The Strict Father model begins with a set of assumptions:
"The world is a dangerous place, and it always will be, because there is evil out there in the world. The world is also difficult because it is competitive. There will always be winners and losers. There are absolute rights and absolute wrong. Children are born bad, in the sense that they just want to do what feels good, not what is right. Therefore, they have to be made good."
What is needed in this kind of a world is a strong, strict father who can
protect the family in the dangerous world, support the family in the difficult world, and teaches children right from wrong.
The nurturant parent family also begins with a set of assumptions: "Both parents are equally responsible for raising the children. The assumption is that children are born good and can be made better. The world can be made a better place, and our job is to work on that. The parent's job is to nurture their children and to raise their children to be nurturers of others.
What does nurturance mean? It means two things: empathy and responsibility. If you have a child, you have to know what every cry means. You have to know when the child is hungry when he or she needs their diaper change when he or she is having nightmares. And you have a responsibility - you have to take care of this child. Since you cannot take care of someone else if you are not taking care of yourself, you have to take care of yourself enough to be able to take care of the child.
All this is not easy. Anyone who has ever raised a child knows that this is hard. You have to be strong. You have to work hard at it. You have to be very, competent. You have to know a lot. Also, all sorts of other values immediately follow from empathy and responsibility.

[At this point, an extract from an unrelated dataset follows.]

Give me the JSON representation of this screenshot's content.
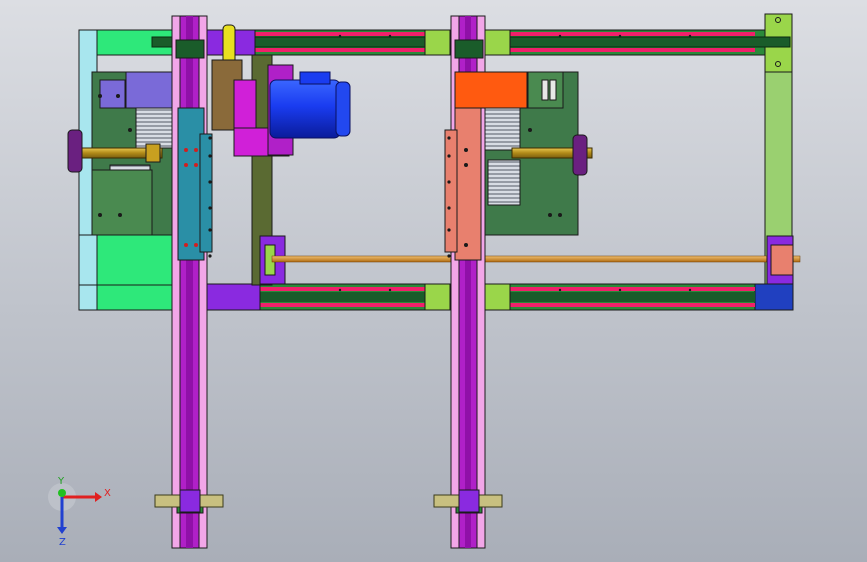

Think about it.
First, if you empathise with your child, you will provide protection. This comes into politics in many ways. What do you protect your child from? Crime and drugs, certainly you also protect your child from cars
without seat belts, from smoking, from poisonous additives in food. So progressive politics focus on environmental protection, work protection, consumer protection, and protection from disease. These are the things that progressives want the government to protect their citizens from. But there is also terrorist attack, which liberals and progressives have not been very good at talking about regarding protection. Protection is part of the progressive moral system, but it is not being elaborated on enough. And on September 11th, progressives did not have a whole lot to say. That was unfortunate because nurturant parents and progressives do care about protection. Protection is important. It is part of our moral system.

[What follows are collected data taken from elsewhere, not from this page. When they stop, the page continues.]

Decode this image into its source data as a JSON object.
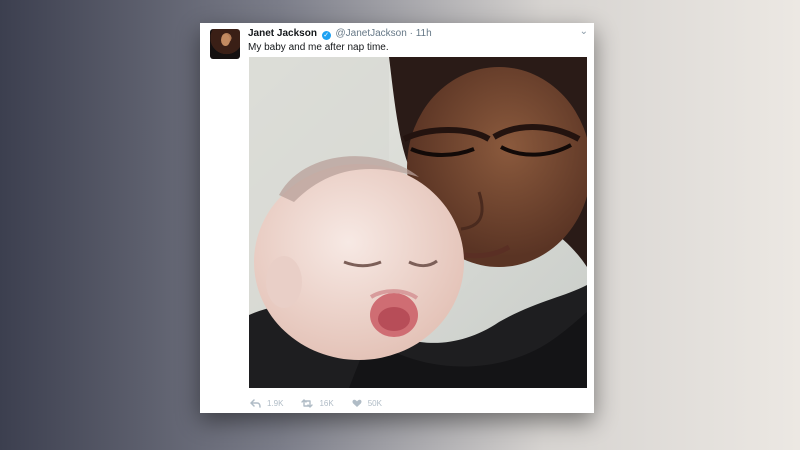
{
  "tweet": {
    "author_name": "Janet Jackson",
    "handle": "@JanetJackson",
    "separator": "·",
    "time": "11h",
    "text": "My baby and me after nap time.",
    "icons": {
      "avatar": "profile-avatar",
      "verified": "verified-badge-icon",
      "menu": "chevron-down-icon",
      "reply": "reply-icon",
      "retweet": "retweet-icon",
      "like": "heart-icon"
    },
    "stats": {
      "replies": "1.9K",
      "retweets": "16K",
      "likes": "50K"
    },
    "colors": {
      "verified": "#1da1f2",
      "text": "#14171a",
      "muted": "#657786"
    }
  }
}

Second, if you empathise with your child, you want your child to be fulfilled in life, to be a happy person. And if you are unhappy, unfulfilled person yourself, you're not going to want other people to be happier than you are. The Dalai Lama teaches us that. Therefore it is your moral responsibility to be a happy, fulfilled person. Your moral responsibility. Further, it is your moral responsibility to teach your child to be a happy, fulfilled person who wants others to be happy and fulfilled. That is part of what nurturing family life is about. It is a common precondition for caring about others.
There are still many other nurturant values like:- freedom; opportunity and prosperity; fairness; open two-way communication; honest communication; community building and service to the community; cooperation; trust."
So does this analysis ring any bells for us here in New Zealand and if it does could it help us as we listen to program promises from our politicians over the next few months.